Why does a=g*sin(theta) on an inclined plane

[Jow]

I understand the derivation that on an inclined plane of angle θ, the acceleration of the object on the plane, parallel to the plane, is a=g*sinθ. However, I was just thinking about it, and should it not be a=g/sinθ ?

I got this because sinθ = g/a. θ is the angle between the ramp and the earth, g is the acceleration straight downwards (the opposite side from θ) and a is the hypotenuse of the triangle.
Rearranging, a=g/sinθ.

I feel like something must be wrong, but I can't see what it is.

 

[Chestermiller]

When g is resolved into components, it represents the hypotenuse of the triangle.

 

[TysonM8]

The problem is the two formulas you have created (a=g/sinx and a=gsinx), use different angles. The first formula you created uses the angle between the ramp and the earth. The second one uses the angle between the vertical axis and the direction of acceleration. So both formulas are correct but they should be written as a=g/sinx and a=gsiny where y=90-x

 

[Chestermiller]

The problem is the two formulas you have created (a=g/sinx and a=gsinx), use different angles. The first formula you created uses the angle between the ramp and the earth. The second one uses the angle between the vertical axis and the direction of acceleration. So both formulas are correct but they should be written as a=g/sinx and a=gsiny where y=90-x

This is clearly incorrect. If you substitute y = 90-x into the second equation, you get a=g cosx. The acceleration cannot simultaneously be equal to g/sinx and gcos x, since cosx≠1/sinx. In fact, both these equations are wrong. The acceleration (in the absence of friction) is a=gsinx.

Chet

 

[nasu]

I got this because sinθ = g/a. θ is the angle between the ramp and the earth, g is the acceleration straight downwards (the opposite side from θ) and a is the hypotenuse of the triangle.
Rearranging, a=g/sinθ.

I feel like something must be wrong, but I can't see what it is.
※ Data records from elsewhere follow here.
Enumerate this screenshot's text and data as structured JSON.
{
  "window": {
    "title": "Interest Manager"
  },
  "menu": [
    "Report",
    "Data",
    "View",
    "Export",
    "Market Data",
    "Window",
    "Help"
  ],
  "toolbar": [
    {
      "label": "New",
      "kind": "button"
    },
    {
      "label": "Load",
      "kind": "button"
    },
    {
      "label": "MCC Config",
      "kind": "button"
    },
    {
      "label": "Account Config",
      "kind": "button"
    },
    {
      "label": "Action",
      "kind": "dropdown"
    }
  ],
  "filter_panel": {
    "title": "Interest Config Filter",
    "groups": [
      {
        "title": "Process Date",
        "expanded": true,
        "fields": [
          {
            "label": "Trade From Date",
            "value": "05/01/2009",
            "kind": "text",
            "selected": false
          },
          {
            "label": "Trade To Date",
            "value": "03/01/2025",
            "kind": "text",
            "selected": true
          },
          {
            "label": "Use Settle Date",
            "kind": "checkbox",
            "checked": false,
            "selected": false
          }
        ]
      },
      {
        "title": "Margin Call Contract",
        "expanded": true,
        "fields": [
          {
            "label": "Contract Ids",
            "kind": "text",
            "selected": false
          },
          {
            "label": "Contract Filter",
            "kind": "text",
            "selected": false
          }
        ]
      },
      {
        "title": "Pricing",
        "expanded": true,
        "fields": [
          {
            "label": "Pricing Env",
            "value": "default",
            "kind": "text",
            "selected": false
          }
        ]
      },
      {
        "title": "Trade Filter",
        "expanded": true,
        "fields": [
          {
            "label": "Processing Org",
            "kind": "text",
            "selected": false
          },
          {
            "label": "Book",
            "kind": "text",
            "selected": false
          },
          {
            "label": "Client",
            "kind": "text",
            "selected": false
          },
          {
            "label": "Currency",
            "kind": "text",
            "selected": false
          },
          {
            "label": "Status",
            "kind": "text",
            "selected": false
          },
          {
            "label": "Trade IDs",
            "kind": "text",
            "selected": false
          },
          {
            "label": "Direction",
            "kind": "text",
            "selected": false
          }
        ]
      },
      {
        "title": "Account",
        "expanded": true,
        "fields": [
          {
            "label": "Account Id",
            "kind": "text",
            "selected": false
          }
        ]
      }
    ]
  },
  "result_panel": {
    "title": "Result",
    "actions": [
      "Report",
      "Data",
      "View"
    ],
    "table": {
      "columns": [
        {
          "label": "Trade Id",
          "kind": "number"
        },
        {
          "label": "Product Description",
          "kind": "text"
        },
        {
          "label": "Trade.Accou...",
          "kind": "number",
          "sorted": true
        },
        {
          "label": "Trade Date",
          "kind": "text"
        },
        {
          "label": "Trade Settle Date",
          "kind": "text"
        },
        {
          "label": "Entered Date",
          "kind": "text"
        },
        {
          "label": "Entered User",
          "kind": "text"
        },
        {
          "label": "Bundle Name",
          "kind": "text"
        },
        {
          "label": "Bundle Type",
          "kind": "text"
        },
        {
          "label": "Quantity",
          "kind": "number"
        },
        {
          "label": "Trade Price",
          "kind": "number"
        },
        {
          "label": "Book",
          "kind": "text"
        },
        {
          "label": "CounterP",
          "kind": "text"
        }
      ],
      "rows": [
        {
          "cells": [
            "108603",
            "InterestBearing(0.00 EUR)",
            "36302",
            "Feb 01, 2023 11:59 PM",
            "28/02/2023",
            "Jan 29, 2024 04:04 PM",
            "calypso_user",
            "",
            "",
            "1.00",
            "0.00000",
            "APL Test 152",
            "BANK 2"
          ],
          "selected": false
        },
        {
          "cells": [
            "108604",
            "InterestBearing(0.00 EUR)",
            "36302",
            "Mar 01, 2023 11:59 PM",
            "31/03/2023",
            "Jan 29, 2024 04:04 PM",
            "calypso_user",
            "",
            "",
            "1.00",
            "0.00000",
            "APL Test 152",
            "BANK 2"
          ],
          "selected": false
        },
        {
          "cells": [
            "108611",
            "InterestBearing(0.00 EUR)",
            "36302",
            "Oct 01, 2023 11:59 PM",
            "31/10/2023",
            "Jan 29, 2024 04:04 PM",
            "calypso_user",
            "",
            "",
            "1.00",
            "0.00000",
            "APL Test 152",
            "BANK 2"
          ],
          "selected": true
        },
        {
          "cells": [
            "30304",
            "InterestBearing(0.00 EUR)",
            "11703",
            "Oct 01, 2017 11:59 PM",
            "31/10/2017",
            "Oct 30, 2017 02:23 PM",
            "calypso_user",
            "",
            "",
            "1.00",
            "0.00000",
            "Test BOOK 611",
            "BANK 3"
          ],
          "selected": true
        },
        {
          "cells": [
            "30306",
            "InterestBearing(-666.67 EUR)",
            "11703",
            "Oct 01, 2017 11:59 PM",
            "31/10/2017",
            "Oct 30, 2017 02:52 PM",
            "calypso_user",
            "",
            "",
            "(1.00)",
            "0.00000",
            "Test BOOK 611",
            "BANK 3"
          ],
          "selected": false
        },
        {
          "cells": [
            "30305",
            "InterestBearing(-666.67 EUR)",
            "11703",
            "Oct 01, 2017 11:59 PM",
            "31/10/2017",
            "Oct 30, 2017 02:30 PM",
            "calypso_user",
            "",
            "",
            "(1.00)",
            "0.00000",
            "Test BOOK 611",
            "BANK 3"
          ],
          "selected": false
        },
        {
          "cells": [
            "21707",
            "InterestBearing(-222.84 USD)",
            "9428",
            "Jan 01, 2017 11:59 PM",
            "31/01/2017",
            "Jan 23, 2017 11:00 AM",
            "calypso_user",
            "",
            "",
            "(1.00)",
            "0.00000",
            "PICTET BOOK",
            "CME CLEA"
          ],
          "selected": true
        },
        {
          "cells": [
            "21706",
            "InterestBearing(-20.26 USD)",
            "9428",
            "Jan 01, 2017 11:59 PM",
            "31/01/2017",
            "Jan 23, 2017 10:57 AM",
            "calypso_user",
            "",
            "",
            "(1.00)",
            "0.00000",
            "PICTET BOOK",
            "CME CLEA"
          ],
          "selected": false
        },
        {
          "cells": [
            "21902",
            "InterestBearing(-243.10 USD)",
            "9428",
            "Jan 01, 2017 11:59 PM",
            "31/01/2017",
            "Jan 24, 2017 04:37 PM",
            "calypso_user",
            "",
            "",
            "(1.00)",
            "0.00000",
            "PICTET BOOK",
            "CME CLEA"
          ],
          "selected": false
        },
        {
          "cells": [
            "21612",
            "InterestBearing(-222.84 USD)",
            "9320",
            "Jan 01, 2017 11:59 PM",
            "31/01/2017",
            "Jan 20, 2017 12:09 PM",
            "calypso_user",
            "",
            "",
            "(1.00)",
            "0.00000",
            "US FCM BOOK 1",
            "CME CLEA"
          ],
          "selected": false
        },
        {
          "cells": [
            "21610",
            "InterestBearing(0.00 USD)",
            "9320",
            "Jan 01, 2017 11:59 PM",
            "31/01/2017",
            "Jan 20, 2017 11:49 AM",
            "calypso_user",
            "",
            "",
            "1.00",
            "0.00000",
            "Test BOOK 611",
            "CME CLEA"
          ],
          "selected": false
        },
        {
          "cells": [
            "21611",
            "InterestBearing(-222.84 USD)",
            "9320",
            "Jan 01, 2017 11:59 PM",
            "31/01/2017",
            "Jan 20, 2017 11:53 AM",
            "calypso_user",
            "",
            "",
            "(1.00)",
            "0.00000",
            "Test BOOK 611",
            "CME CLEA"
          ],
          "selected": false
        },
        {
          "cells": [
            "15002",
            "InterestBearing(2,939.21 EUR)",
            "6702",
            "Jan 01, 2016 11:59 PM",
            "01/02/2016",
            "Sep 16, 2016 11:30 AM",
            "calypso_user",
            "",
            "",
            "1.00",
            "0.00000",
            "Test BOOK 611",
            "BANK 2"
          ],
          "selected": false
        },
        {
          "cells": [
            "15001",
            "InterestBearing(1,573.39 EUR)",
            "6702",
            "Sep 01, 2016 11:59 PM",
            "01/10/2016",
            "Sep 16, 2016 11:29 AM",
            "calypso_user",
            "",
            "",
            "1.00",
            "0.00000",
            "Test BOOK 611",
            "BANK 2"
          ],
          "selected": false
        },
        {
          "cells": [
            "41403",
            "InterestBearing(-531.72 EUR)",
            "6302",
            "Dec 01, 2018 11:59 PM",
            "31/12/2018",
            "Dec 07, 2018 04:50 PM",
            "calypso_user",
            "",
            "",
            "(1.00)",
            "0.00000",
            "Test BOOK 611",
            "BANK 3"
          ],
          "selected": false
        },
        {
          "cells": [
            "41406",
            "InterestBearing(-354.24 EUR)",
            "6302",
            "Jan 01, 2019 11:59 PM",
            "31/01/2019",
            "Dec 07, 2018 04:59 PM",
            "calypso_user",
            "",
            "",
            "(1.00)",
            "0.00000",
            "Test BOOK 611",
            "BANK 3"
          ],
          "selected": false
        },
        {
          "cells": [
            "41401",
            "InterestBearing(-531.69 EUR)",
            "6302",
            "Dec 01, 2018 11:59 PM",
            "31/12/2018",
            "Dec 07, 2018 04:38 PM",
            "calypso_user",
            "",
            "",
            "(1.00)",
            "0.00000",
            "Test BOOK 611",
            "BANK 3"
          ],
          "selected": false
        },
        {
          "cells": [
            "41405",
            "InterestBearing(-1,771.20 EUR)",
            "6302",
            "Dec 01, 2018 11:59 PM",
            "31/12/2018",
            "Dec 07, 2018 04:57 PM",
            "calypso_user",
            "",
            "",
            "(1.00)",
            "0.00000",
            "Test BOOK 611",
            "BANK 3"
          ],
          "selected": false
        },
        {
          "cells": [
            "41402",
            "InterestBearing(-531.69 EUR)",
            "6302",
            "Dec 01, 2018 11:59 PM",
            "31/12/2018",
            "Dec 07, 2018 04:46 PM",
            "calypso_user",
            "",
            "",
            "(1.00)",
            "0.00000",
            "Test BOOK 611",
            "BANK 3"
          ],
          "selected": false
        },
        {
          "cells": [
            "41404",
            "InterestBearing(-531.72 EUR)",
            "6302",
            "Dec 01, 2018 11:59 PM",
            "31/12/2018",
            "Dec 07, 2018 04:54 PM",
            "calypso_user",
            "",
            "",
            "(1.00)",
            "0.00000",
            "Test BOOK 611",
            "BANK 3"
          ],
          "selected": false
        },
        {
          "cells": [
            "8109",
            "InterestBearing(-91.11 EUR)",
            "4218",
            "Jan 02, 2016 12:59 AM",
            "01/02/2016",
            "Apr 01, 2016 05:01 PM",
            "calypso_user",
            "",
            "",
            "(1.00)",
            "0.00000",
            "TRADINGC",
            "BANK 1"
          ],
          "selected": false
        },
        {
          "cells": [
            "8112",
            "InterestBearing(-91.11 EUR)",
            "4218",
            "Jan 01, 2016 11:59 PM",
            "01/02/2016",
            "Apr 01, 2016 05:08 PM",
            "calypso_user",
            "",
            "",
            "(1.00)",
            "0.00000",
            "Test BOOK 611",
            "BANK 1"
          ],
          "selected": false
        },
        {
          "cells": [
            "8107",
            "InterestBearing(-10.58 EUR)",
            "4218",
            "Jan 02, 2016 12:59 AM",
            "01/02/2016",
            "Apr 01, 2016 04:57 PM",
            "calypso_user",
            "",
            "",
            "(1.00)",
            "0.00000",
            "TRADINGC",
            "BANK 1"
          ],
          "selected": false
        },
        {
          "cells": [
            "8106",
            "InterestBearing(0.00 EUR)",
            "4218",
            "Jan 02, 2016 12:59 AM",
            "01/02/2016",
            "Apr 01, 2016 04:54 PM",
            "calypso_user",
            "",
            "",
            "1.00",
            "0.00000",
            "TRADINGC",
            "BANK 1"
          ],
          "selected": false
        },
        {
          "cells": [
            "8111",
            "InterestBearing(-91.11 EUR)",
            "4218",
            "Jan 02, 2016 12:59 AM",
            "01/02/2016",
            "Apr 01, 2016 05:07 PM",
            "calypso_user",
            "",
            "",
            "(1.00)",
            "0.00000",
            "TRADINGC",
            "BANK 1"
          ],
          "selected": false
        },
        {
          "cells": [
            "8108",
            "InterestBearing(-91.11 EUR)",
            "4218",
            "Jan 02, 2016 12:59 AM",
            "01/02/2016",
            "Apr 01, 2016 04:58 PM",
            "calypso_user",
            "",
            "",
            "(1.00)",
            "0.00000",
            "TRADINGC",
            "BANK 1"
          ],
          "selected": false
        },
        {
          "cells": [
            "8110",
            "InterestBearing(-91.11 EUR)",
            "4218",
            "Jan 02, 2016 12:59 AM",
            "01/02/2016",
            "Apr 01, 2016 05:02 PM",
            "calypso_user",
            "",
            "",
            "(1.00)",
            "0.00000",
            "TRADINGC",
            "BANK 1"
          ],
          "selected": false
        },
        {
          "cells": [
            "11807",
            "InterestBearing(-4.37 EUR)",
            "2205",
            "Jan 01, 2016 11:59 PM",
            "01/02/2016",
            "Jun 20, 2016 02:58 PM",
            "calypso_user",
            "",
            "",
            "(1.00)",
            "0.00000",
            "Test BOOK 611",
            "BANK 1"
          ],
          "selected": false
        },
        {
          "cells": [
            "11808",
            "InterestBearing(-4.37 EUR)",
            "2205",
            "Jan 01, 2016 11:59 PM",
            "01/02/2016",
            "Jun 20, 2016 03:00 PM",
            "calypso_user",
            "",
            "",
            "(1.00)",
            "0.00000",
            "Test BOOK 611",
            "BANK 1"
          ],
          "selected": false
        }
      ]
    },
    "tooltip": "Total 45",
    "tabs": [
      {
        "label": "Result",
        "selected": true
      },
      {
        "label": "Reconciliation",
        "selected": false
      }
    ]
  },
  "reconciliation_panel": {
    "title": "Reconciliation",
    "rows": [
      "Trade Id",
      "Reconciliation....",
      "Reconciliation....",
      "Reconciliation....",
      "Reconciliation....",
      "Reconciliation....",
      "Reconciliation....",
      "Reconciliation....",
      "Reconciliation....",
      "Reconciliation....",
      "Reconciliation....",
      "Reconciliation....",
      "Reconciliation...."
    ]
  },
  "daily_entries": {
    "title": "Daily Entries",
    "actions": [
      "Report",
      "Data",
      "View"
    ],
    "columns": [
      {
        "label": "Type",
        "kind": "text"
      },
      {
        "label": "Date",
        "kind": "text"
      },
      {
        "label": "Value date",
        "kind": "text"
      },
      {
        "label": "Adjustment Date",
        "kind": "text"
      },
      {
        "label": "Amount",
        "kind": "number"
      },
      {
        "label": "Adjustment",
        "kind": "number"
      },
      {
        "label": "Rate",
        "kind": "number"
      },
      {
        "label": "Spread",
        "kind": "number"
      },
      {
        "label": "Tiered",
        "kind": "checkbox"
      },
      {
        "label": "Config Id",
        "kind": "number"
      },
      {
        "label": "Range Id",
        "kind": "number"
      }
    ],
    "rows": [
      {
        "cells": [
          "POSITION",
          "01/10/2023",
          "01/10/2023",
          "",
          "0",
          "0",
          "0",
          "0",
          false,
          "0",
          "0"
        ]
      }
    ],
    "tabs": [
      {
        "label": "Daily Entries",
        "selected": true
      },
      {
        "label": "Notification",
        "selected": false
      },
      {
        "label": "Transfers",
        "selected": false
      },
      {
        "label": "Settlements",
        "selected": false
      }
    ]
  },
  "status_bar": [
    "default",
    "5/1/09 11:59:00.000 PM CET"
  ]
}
g is not opposite to the angle theta.
It may be that you are mixing triangles. The triangle made by the components of the accelerations with the triangle made by the inclined planer itself.
Draw a diagram of the forces (or accelerations) and you will see.

 

[srijag]

http://thecraftycanvas.com/library/...clined-plane-or-ramp-with-free-body-diagrams/
I hope that helps.

 

[Chestermiller]

Here's a trick: Whenever a vector is resolved into orthogonal components, the vector is always the hypotenuse of the triangle.